1 / 14 September
The Beginning of the Church's Year
The First Ecumenical Council decreed that the Church's year should begin on September 1st. The month of September was, for the Jews, the beginning of the civil year (see Exodus 12:2), the month of the gathering of fruits and the bringing to God of sacrifices of thanksgiving. It was at the time of this feast that the Lord Jesus went into the synagogue in Nazareth, opened the Book of the Prophet Isaiah and read the words: 'The Spirit of the Lord is upon Me; because He hath anointed Me to preach good tidings unto the meek; He hath sent Me to bind up the broken-hearted, to proclaim liberty to the captives, and the opening of the prison to them that are bound; to proclaim the acceptable year of the Lord, and the day of vengeance' (Is. 61:1-2; cf. Luke 4:16-21). This month of September is also noted in the history of Christianity because it was during September that Constantine the Great was victorious over Maxentius, the enemy of the Christian faith, a victory followed by the granting of freedom of confession of the Christian faith through- out the whole Roman Empire. For a long time, the civil year in the Christian world was reckoned in the same way as the Church's year, from September 1st, but it was later changed to January 1st, first in western Europe and then also in Russia in the time of Peter the Great.

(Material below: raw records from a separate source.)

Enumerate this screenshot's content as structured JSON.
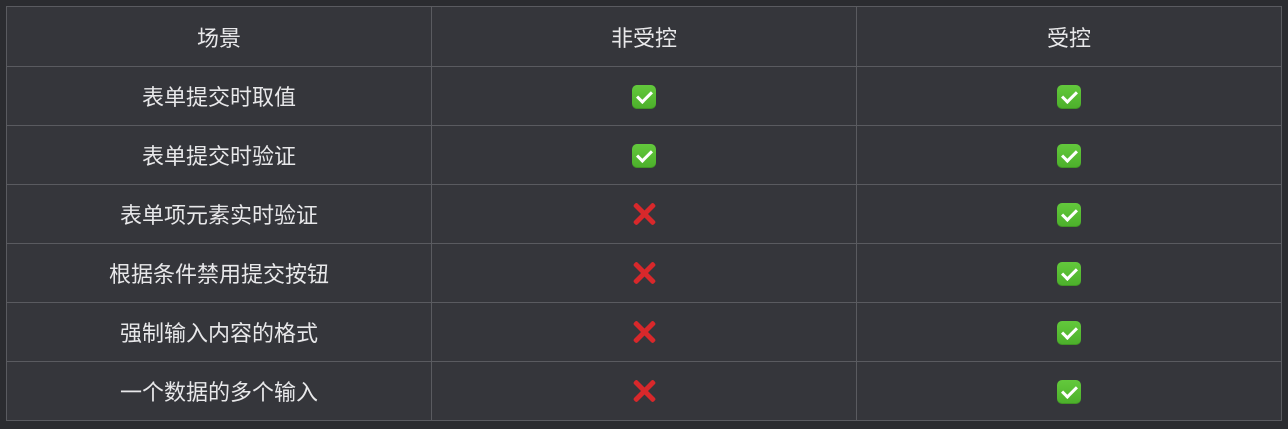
{
  "headers": [
    "场景",
    "非受控",
    "受控"
  ],
  "rows": [
    {
      "scenario": "表单提交时取值",
      "uncontrolled": "check",
      "controlled": "check"
    },
    {
      "scenario": "表单提交时验证",
      "uncontrolled": "check",
      "controlled": "check"
    },
    {
      "scenario": "表单项元素实时验证",
      "uncontrolled": "cross",
      "controlled": "check"
    },
    {
      "scenario": "根据条件禁用提交按钮",
      "uncontrolled": "cross",
      "controlled": "check"
    },
    {
      "scenario": "强制输入内容的格式",
      "uncontrolled": "cross",
      "controlled": "check"
    },
    {
      "scenario": "一个数据的多个输入",
      "uncontrolled": "cross",
      "controlled": "check"
    }
  ],
  "icons": {
    "check": "check-mark-icon",
    "cross": "cross-mark-icon"
  },
  "colors": {
    "background": "#2b2c30",
    "cell": "#35363b",
    "border": "#5a5b60",
    "text": "#e8e8ea",
    "check": "#4caf2b",
    "cross": "#d8282b"
  }
}
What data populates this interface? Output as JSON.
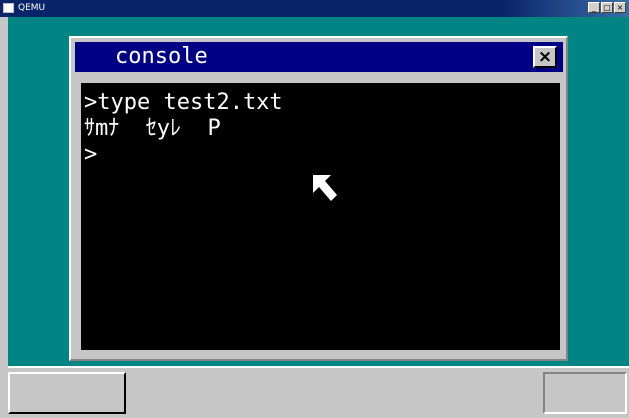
{
  "host_window": {
    "title": "QEMU",
    "controls": {
      "minimize": "_",
      "maximize": "□",
      "close": "×"
    }
  },
  "console_window": {
    "title": "console",
    "close_symbol": "×"
  },
  "terminal": {
    "lines": [
      ">type test2.txt",
      "ｻmﾅ  ｾyﾚ  P",
      ">"
    ]
  },
  "icons": {
    "mouse_pointer": "arrow-cursor-icon",
    "host_app": "window-icon"
  },
  "colors": {
    "desktop": "#008484",
    "title_bar": "#000084",
    "terminal_bg": "#000000",
    "terminal_text": "#ffffff",
    "frame": "#c6c6c6"
  }
}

Our Holy Father Simeon Stylites (the Elder) and his mother St. Martha
Born in Syria of peasant parents, he fled from them at the age of eighteen and became a monk. He gave himself to the strictest asceticism, sometimes fasting for forty days. After that, he followed a particular ascesis, until then unknown: standing day and night on a pillar in unceasing prayer. His pillar was at first three metres high, then one of six metres was built for him, then eleven, eighteen and finally twenty. His mother, Martha, came to see him twice, but he would not receive her, saying to her from his pillar: 'Don't disturb me now, Mother dear, if we are to be worthy to meet in the next world.' St Simeon endured innumerable assaults from demons, overcoming them all by prayer. He worked great miracles, healing the sick by his prayers and his words. People from all sides gathered around his pillar: rich and poor, kings and slaves. He helped them all, restoring bodily health to some, giving comfort and instruction to others and denouncing some for their heretical faith. The Empress Eudocia was thus turned from the Eutychian heresy back to Orthodoxy. Simeon lived in asceticism during the reigns of the Emperors Theodosius the Younger, Marcian and Leo the Great. This first Christian stylite and great wonderworker, St Simeon, lived for seventy years, and entered into rest in the Lord on September 1st, 459. His relics were taken to Antioch, to the church dedicated to his name.